支持ing friends and partners: How to help
Seeing a friend or partner who is struggling or in pain always hurts. 因为性 and gender-based misconduct are interpersonal crimes which often involve betrayal by known others, being there for your friend or partner after they have been victimized 更重要的是. Listening, believing and being there don’t always feel like enough, because they can’t change what has happened, but they are actually incredibly 重要的. Your help and support will make a significant positive difference in your friend or partner’s recovery.
The following guidelines may be helpful as you help your friend or partner navigate 充满挑战的时刻.
- First, pay attention to the person’s immediate physical needs. If you are worried that your friend is in physical danger or this is a medical emergency,
call Campus Safety (518-580-5566) or 911 immediately to respond to the situation and/or
provide transportation to the hospital. Please know that whenever Campus Safety is
informed about an incident of sexual or gender-based misconduct, they are obligated
to investigate to insure the victim’s safety and the safety of the larger campus community.

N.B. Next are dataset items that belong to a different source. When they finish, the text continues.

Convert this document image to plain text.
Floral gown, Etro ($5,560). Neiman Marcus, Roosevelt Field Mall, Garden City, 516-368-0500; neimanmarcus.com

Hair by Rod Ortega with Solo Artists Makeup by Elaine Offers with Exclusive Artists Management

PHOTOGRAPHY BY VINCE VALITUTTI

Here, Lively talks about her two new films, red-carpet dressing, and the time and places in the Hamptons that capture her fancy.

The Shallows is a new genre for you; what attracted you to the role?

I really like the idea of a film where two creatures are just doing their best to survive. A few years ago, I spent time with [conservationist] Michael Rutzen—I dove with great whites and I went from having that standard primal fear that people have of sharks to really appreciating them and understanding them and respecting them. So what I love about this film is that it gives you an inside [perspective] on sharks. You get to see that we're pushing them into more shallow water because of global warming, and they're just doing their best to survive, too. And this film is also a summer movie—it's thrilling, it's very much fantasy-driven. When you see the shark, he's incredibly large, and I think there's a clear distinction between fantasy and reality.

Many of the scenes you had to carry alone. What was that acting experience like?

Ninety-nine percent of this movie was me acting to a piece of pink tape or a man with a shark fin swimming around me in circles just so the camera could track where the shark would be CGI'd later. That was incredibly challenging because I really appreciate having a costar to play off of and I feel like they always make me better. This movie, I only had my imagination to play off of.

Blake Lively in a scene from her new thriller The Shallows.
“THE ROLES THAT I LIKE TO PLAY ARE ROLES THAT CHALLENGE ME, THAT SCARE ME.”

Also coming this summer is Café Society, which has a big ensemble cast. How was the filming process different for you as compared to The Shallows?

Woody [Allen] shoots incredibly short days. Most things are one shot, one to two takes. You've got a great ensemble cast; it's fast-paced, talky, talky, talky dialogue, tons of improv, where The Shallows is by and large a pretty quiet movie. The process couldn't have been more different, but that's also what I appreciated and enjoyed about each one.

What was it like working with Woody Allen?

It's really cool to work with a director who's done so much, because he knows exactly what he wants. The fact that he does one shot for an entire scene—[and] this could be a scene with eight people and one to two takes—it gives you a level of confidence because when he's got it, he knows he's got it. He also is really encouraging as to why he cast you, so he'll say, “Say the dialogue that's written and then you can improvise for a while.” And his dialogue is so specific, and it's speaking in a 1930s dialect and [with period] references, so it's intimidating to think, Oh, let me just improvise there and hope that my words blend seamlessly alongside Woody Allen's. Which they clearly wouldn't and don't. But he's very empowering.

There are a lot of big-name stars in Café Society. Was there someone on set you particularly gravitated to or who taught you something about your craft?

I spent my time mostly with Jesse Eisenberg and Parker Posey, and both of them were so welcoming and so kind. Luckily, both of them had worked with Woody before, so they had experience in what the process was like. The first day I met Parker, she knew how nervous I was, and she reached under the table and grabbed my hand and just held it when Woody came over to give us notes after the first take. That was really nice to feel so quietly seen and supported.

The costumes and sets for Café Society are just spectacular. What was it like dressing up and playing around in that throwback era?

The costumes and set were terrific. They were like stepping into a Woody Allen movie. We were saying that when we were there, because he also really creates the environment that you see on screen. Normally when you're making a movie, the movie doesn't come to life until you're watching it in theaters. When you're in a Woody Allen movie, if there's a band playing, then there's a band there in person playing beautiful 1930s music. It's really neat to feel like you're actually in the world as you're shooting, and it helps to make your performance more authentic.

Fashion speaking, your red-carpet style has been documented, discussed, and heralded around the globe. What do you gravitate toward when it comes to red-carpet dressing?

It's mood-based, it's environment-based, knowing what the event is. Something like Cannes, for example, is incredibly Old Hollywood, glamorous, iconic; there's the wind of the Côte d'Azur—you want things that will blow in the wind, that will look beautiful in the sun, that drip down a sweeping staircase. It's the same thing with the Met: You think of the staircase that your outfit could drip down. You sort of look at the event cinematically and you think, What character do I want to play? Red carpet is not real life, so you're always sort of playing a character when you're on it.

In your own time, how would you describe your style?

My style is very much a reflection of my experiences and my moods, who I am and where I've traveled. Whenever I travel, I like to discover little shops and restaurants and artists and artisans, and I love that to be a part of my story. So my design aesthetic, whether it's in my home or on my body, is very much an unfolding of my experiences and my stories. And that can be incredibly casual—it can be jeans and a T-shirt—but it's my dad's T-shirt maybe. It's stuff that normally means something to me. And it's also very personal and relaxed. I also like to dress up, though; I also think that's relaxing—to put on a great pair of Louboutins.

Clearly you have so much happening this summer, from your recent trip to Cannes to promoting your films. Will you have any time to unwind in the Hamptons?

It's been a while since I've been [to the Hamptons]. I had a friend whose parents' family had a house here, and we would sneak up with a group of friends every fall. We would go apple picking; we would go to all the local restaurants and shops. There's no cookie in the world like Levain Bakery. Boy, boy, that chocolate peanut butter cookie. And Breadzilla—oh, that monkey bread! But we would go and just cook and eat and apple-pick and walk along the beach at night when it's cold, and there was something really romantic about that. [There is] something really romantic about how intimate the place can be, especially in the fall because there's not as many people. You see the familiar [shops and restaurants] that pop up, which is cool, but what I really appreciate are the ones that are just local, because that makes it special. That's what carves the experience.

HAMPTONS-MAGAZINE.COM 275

- Listen with trust and empathy. Ask how you can be helpful. Take time to listen carefully and pay attention to body
language. "Why" questions, such as “Why didn't you leave?” or “Why were you there?”
没有帮助.
- Be aware of resources available. Help your friend or partner access resources. Provide online information, including
这个网站. Offer to walk with the person to get help.
- Let them make the decisions in the moment and going forward. Present options and resources for your friend or partner and remember that they need
to choose for themselves how to cope with the situation. Every person and every situation
is different and there is no “right” way to react to sexual or gender based misconduct.
- Don’t define the experience for the other person. Let your friend or partner define the experience themselves. Know that their definition
of the experience(s) may change over time. Do not pressure them to use specific terms
or definitions that you may think are most accurate.
- Assure your friend that this is not their fault. Sexual and gender-based misconduct is never the fault of the survivor.
- 是敏感的 about how much you share with your friend or partner about how their situation is
影响你. Focus on their needs first and make sure you get help and support for yourself so
you can continue to help them.
- 照顾好自己. "Secondary victimization" is a real phenomenon, with possible effects including
shock, rage, fear and a sense of helplessness. Seek support from someone you trust,
including any of the resources available on 这个网站.